Annual Participation Measure 2022 statistics published
The most recent data on the participation in education, training or employment of Scotland’s young adults has been published by Skills Development Scotland (SDS).
Based on a cohort of 209,984 individuals, the participation rate in 2022 was 92.4%, a slight increase compared to 92.2% in 2021.
The rise in participation was mainly driven by an increase in young adults in employment which increased from 15.5% in 2021 to 17.5% in 2022.
This increase offset the decrease in the percentage of young adults in further education which fell to 9.7%.
Participation rates rose in 20 of Scotland’s 32 local authorities and the gap between the highest and lowest local authority participation rates was 7.7 pp compared to 7.8 pp last year.

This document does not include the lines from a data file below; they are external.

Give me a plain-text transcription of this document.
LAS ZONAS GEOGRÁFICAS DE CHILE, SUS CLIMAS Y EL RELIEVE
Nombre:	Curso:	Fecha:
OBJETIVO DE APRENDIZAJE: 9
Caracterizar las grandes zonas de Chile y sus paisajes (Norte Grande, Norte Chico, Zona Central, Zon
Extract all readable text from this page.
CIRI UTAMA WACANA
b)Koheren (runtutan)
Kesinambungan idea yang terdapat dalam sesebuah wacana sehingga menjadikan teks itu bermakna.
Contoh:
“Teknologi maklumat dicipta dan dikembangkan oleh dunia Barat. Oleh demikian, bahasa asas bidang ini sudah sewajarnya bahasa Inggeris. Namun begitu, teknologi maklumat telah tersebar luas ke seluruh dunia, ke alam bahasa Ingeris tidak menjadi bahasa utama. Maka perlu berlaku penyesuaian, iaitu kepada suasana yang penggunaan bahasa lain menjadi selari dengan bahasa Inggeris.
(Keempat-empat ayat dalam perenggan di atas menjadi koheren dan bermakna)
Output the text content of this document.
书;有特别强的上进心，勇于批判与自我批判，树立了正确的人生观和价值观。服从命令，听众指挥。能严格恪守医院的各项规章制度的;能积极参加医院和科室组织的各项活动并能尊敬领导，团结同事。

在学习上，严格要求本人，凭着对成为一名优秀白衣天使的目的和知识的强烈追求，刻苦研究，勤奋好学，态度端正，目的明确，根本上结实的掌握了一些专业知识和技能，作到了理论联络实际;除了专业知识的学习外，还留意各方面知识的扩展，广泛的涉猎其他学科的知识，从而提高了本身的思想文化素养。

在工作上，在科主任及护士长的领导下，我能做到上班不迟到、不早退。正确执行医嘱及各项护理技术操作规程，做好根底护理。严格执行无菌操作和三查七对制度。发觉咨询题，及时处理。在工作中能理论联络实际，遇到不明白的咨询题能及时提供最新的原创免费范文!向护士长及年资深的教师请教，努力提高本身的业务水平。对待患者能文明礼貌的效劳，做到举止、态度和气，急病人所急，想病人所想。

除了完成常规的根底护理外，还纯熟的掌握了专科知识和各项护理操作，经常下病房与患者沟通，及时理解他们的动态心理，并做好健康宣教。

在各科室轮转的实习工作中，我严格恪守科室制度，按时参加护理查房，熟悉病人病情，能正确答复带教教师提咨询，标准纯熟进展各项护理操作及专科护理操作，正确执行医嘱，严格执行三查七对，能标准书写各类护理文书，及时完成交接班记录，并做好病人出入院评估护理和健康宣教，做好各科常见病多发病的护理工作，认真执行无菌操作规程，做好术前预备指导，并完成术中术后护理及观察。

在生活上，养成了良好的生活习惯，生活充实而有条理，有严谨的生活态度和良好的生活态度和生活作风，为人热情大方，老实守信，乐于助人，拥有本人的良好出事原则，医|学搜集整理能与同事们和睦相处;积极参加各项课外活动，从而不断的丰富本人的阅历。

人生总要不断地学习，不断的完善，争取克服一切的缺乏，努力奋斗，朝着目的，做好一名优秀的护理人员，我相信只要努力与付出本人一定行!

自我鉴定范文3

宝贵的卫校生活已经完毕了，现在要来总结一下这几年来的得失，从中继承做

The proportion of 16-19-year-olds with a non-participation status increased from 3.2% in 2021 to 4.0% in 2022.
In addition, the proportion with an unconfirmed status was 3.6%, down 1.0 pp compared to 2021 (4.6%). The unconfirmed rate is at its lowest level across all age groups.
In interpreting the results, it’s important to recognise the effects of the Coronavirus (COVID-19) pandemic and associated lockdown measures would have impacted on young adults’ participation in 2021. However, as the economy re-opened and business demand for workers increased, the increase in opportunities may have also influenced the choices made by young adults across the period covered by the 2022 statistics.
In addition, SDS worked very closely with DWP to establish regular data sharing about Universal Credit claimants, both in and out of work. The inclusion of this data has improved the quality of the data for 2022 and contributed to the rise in non-participation and decrease in unconfirmed.
Sharon McIntyre, Skills Development Scotland’s Head of Career Information, Advice and Guidance Operations, said: “The Annual Participation Measure is used to inform policy, planning and service delivery across Scotland, and helps SDS and partners understand the impact and outcomes of our work.
“These statistics mean we can continue to work in an informed way with our partners to support young people with their future plans at this key stage in their career.”
The APM is produced using data collected by SDS and a range of partners including, local authorities, colleges, the Student Awards Agency Scotland, the Department for Work and Pensions and the Scottish Funding Council which is shared through the 16+ Data Hub.
The APM publication is accompanied by an interactive report, which is available on the SDS website and will allow users to interact with the statistics. It provides breakdowns of the data at a national and local authority level and by customer characteristics.